The economic sub-positions of a company - financial, asset and earnings positions

The economic sub-positions of a company - financial, asset and earnings positions

Table of Contents

What are the three sub-layers/sub-positions?

The three terms - earnings, assets, and financial positions - are defined as the economic components of a company. Since they usually arise in connection with the preparation of the annual financial statements, the terms are assigned to external accounting. These three components are so important because commercial law requires a company to present a true and fair view of its economic situation in its annual financial statements. This requirement can be found, among other things, in Section 264 (2) of the German Commercial Code (HGB), the so-called general standard.
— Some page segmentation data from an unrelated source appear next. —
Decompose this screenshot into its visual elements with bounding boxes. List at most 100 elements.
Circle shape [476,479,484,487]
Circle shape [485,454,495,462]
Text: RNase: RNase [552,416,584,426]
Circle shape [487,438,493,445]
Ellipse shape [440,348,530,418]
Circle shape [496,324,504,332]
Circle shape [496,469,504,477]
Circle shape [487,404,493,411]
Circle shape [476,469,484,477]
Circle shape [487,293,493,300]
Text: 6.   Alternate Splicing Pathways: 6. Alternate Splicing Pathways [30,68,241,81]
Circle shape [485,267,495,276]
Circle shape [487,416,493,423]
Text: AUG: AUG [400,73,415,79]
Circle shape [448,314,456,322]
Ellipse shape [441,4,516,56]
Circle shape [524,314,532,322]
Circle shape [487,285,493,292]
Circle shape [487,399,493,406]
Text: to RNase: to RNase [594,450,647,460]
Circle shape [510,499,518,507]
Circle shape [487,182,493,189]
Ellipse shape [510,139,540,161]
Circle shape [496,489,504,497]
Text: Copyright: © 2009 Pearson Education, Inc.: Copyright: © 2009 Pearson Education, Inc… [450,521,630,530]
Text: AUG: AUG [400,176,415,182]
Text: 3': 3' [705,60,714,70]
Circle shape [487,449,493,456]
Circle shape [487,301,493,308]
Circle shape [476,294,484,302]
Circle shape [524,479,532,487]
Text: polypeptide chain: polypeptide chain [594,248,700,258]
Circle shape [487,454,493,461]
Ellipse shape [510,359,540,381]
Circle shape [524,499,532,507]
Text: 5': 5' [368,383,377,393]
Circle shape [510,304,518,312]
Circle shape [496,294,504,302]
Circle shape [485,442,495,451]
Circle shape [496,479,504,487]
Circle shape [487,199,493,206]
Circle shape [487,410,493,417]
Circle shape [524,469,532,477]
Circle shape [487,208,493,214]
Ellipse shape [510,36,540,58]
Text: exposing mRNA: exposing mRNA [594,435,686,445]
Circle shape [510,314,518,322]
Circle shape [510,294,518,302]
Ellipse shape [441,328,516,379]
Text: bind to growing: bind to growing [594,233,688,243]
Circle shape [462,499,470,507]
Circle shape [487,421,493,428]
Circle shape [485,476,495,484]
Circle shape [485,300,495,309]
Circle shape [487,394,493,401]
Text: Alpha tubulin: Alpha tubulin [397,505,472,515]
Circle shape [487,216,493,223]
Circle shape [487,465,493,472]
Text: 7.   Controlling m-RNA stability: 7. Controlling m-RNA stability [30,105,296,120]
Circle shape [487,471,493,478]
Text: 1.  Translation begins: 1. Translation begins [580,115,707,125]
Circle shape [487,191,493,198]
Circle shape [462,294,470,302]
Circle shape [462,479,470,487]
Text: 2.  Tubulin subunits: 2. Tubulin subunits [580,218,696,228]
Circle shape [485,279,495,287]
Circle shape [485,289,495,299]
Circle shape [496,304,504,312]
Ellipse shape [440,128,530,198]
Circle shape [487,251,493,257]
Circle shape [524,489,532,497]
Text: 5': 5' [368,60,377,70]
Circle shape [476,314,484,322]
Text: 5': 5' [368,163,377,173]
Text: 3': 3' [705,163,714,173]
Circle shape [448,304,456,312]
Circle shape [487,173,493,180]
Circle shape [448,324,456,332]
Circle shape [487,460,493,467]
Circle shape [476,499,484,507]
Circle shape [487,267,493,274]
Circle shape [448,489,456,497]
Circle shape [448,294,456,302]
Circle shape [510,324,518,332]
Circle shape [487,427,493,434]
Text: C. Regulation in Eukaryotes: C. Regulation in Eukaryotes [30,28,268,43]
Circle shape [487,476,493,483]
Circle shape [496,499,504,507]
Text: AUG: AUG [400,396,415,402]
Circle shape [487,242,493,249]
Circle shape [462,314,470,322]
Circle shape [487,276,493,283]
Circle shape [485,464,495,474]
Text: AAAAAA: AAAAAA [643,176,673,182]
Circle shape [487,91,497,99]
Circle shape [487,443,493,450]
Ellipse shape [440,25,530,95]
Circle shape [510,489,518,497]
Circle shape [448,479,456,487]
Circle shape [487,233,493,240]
But what are the economic components, and how are they defined?

Earnings

In external accounting, income generally refers to all items that are crucial to business success. This means that important indicators of the earnings situation are the income generated during the financial year, such as income from rental payments or, more traditionally, sales revenue. However, expenses incurred also count towards the earnings situation, including wages paid, insurance contributions, and many more. These are summarized and compared in the income statement, so that at the end of the year it can be determined whether the company has made a profit or a loss. Since the profit and loss account, also known as the P&L account for short, is closed into the equity account at the end of the financial year, the earnings situation also provides information about the composition of and changes in equity, which is also referred to as net assets.

Assets

This refers to the reported assets and the overall ability of the company to continue to meet its business objectives in the future, i.e., primarily to ensure the company's continued existence. Assets are reflected on the assets side of the balance sheet. There, they are listed in descending order of liquidity. This means that the more liquid the assets are, the lower they are listed on the balance sheet.

Financial Position

The financial position is defined as all the financial resources that the company has at its disposal at the balance sheet date and that ensure that it can continue to meet the payment demands made by creditors on time in the future.

Problems in the Presentation of the Economic sub-layers

The annual financial statements cannot always or fully provide the picture required by Section 264 (2) of the German Commercial Code (HGB). Each of the economic sub-categories presents its own unique problem areas:

Earnings position:

The presentation in the annual financial statements is based on historical values ​​and only considers actually realized business transactions. This proves particularly problematic when larger orders are received during the fiscal year, but based on the realization principle, these cannot be recognized as profits until final completion. As a result, larger expenses are often offset by lower income. Furthermore, information about future order books or research and development projects, also known as R&D projects, is not included in the annual financial statements.

Assets position:

Although the annual financial statements contain a list of assets, these are divided into fixed assets and current assets according to their respective commitment periods, as well as into tangible and financial assets. In concrete terms, this means that the assets are presented in aggregate form. Furthermore, the values ​​listed in the balance sheet are historically oriented and therefore do not necessarily correspond to the actual fair value. Another point is that internally generated intangible assets (VG for short) of fixed assets are subject to the option under Section 248 (2) of the German Commercial Code (HGB) and therefore do not necessarily appear in the balance sheet. Intangible VG such as internally generated brands or advantages, however, may not be recognized by the company at all.

Financial position:

The financial position cannot be determined from the annual financial statements themselves; instead, a cash flow statement or financial plans are required. However, Section 264 (1) of the German Commercial Code (HGB) requires the preparation of a retrospective cash flow statement only for listed corporations. Further deficiencies include the failure to consider pending transactions and future payments that the company expects, and so-called liquidity reserves are not disclosed in the annual financial statements. All of the above reasons therefore ensure that the annual financial statements cannot provide any summary information about the company's financial situation. In this respect, corporations must add an appendix to their financial statements, detailing the results of operations, assets and financial position separately and thus giving the reader of the financial statements a better insight into both the balance sheet and the profit and loss account.